In 1972 a researcher in a small city at the bottom of New Zealand set out to track the development of more than 1,000 newborn babies and their health and behavior over the next 50 years, but didn't realize that the research would become one of the world's largest.

More than 1,300 peer-reviewed research papers, reports and books have been produced by the study, which did not stop at three years.

The 50th anniversary of the Dunedin Multidisciplinary Health and Development Research Study is this week. The study has some limitations from a domestic point of view, but it does capture a group of people who have grown up in all sorts of households.

The study was founded in 1972 by Dr Phil A. Silva and is now under the directorship of professor Richie Poulton, who will be 50 years old next year.

Every few years since the members were born, they have returned to the University of Otago research centre in Dunedin to have their mental and physical health examined.

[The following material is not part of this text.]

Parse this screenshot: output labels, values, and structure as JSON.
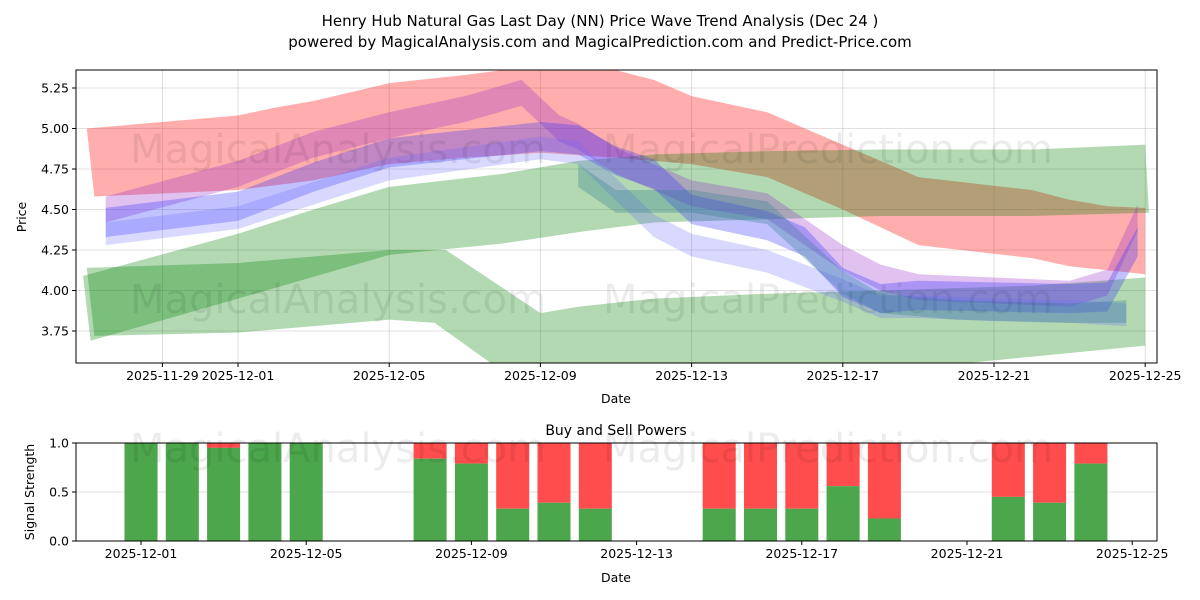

Everything from dental to cardiovascular health is covered.

The Dunedin Study’s associate director Prof Terrie Moffitt, with co-investigator Prof Avshalom Caspi of King’s College London.

The Dunedin Study’s associate director Prof Terrie Moffitt, with co-investigator Prof Avshalom Caspi of King’s College London. Photograph: Supplied by The Dunedin Study

The real heroes of the study are the study members. They only do it for one reason, which is that they think it might help other people.

The study members were becoming teenagers and the work led by ProfTerrie Moffitt evolved into a paper on antisocial behavior in adolescents, a theory that has become the most cited theory in criminology.

Many countries use a 1993 paper as a justification for changing their juvenile justice system to be more supportive of young offenders.

The data shows that child maltreatment can lead to higher levels of inflammation and an elevated risk of depression.

Children exposed to adverse psychosocial experiences have enduring emotional, immune, and metabolic abnormality that contribute to explaining their elevated risk for age-related disease, according to the paper.

The researchers needed to keep up with new life stages as the years evolved.

When they were teenagers, it was drugs and alcohol, risky sex, and law breaking, but they grew out of it. We had to become experts on how to pick a partner, when to have a baby and how to have children. Now that they're going to be in their 50s, we're studying how they prepare for old age.

The research will shift to reflect changes in society, such as what makes communities and societies stick together, and why, all over the globe, they are becoming unstuck.

‘The best study of our type in the world’

We haven't got a good measure of social cohesion yet, but we have a lot of information.

The team will now develop a method for understanding what underpins socially cohesive behavior.

The last assessment was taken just before the Pandemic hit. Moffitt says that the team contacted the members in 2021, to interview them about their experience of the pandemic and their plans for getting the vaccine, with that data due to be released soon.

A high retention rate, a multidisciplinary approach, and testing make the Dunedin study different from studies overseas.

It's a very rare combo, the Holy Trinity in my mind, to make us the best study of our type in the world.